Posterior splitting proportions in the tree ensembles for each covariate in the ACTG175 dataset. The horizontal dotted lines stand for the discrete uniform splitting probabilities.

7. Conclusion

This study introduces a novel heterogeneous mediation analysis tailored for survival data with multiple potential mediators based on joint modeling of the mediator regression model and the PH model. The proposed approach with shared ensemble of trees explicitly accounts for the overlapped pattern of confounders and effect modifiers among the mediators and outcome, which are ubiquitous in real‐world scenarios. The incorporation of sparsity‐inducing Gibbs‐type priors into the shared tree ensembles addresses the challenges of feature selection and heterogeneity quantification, enabling the model to identify the most relevant predictors while simultaneously capturing the intricate interplay between effect modifiers across multiple causal pathways. A fully Bayesian approach is developed to estimate the individual‐specific and sample average interventional PSEs under the potential outcome framework. The utility and performance of the proposed method are thoroughly evaluated through extensive simulation studies and a real‐world application to the ACTG175 dataset.

There are several promising new directions that can be explored. First, we have assumed causally non‐ordered mediators to model their joint distribution with the time‐to‐event outcome through three separate ensembles of trees. The marginal distribution of each mediator is therefore directly attainable to facilitate the Monte Carlo implementation of the mediator formula. Strengths of the shared tree topologies are manifested in contrast to modeling the prognostic functions and direct causal pathways separately for the mediator and outcome regression models using $2(p_m+1)$ tree ensembles with univariate leaf node parameters. However, it is worth mentioning that such efficiency of shared structure may trade off the ability to disentangle the causal structure among multiple causally ordered mediators.

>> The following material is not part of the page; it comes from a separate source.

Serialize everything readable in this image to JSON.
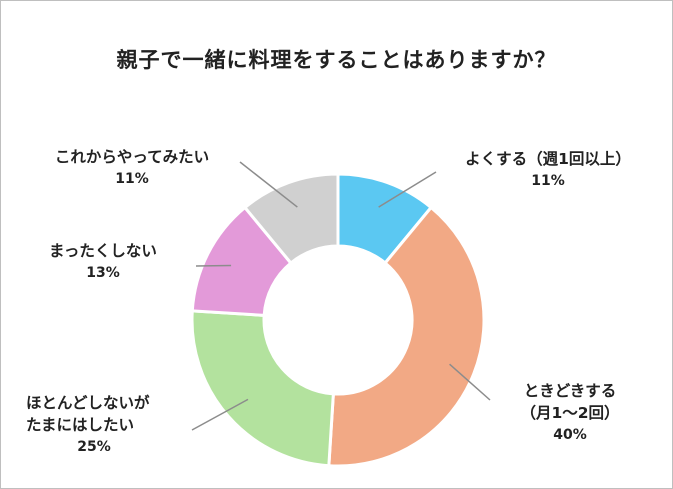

A possible solution would be to substitute ${\mathit{\upsilon }}_M({\mathbf{x}}_i)$ in Equation (2) with ${\mathit{\upsilon }}_M({\mathbf{x}}_i,{\mathbf{M}}_i)$, allowing each mediator to be regressed on the rest of mediators (excluding itself), and embedding the relevant field knowledge on their causal ordering through prior distributions assigned to the corresponding splitting rules of the tree ensembles. We consider this as a promising future direction that warrants continuing effort, given that the causal structure learning problem itself remains an ongoing topic of debate. From the perspective of variable selection, it is also a worthwhile endeavor to allow $p$ and $p_m$ to be high‐dimensional and study the respective asymptotic properties regarding their order. Second, the interventionist framework employed in this study can handle more general cases, such as the presence of posttreatment confounding, without the need to impose the cross‐world independence assumption when focusing on the sample average or population level effects. Although our proposed method can accommodate posttreatment variables as possible mediators, incorporating heterogeneity and addressing more general causal structure simultaneously remains a direction for future research. Therefore, relaxing this assumption under the current joint model is of considerable interest. Third, it should also be possible to address violations of the positivity assumption, which can be viewed as an extreme case of heterogeneity. Exploring the above extensions would require substantial efforts in future research endeavors.

Conflicts of Interest

The authors declare no conflicts of interest.

Supporting information

Data S1. Supporting information.

Data Availability Statement

Data sharing is not applicable to this article as no new data were created or analyzed in this study.